Justice Clarence Thomas said the leak of a draft U.S. Supreme Court abortion decision has done deep damage to the institution, undermining trust among its members and causing people to “look over your shoulder.”
Speaking at a conference in Dallas on Friday, Thomas said the disclosure has exposed the “fragile” nature of the court, the Washington Post and other news organizations reported.
“When you lose that trust, especially in the institution that I’m in, it changes the institution fundamentally,” Thomas said in an excerpt posted by CNN. “You begin to look over your shoulder. It’s like kind of an infidelity that you can explain it, but you can’t undo it.”
The draft opinion would overturn the landmark 1973 Roe v. Wade decision, which established a constitutional right to abortion and legalized it nationwide. Politico published the draft decision this month and said five of the nine justices, including Thomas, had preliminarily voted with the majority.
A decision overturning Roe would likely cause abortion to be outlawed in more than two dozen states, including 13 with so-called trigger laws that would automatically take effect. Other states have preexisting abortion bans, some dating back more than a century.
The leaked opinion has sparked protests at the homes of justices, a tactic Thomas said conservatives never employed.
“You would never visit Supreme Court justices’ houses when things didn’t go our way,” Thomas said. “We didn’t throw temper tantrums. I think it is incumbent on us to always act appropriately and not repay tit for tat.”

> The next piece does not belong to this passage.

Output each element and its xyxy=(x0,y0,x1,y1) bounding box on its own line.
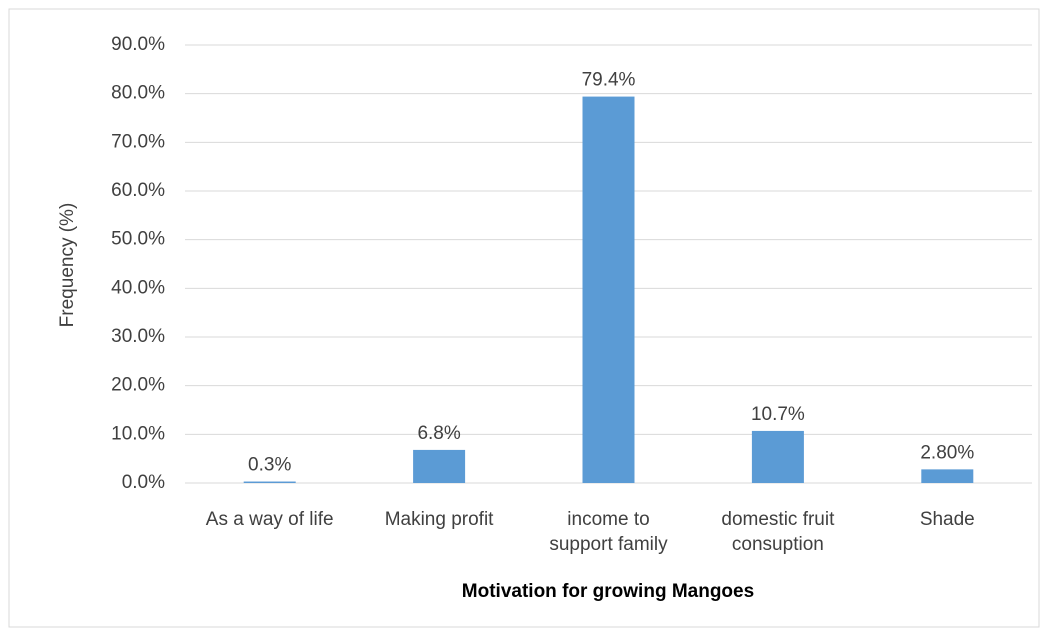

Thomas, whose 1991 confirmation hearing included a bitter fight over accusations that he had sexually harassed a subordinate, said conservatives “never trashed a Supreme Court nominee.” He said Merrick Garland, whose 2016 nomination by President Barack Obama was blocked by Senate Republicans, “did not get a hearing, but he was not trashed.”
Thomas has been at the center of controversy this year after the revelation that his wife, conservative activist Virginia Thomas, repeatedly pushed former President Donald Trump’s chief of staff to do more to overturn his election loss to Joe Biden.
Critics have said that, at a minimum, the justice should have recused himself from cases involving the 2020 election, including a decision that let some Trump papers be turned over to a congressional panel investigating the Jan. 6, 2021, attack on the U.S. Capitol. Thomas was the lone dissenter from that order, giving no explanation.
Thomas made his remarks at a conference sponsored by three conservative and libertarian groups: the American Enterprise Institute, the Manhattan Institute and the Hoover Institution. He spoke in a conversation with John Yoo, a University of California, Berkeley, law professor who clerked for Thomas in the 1994-95 Supreme Court.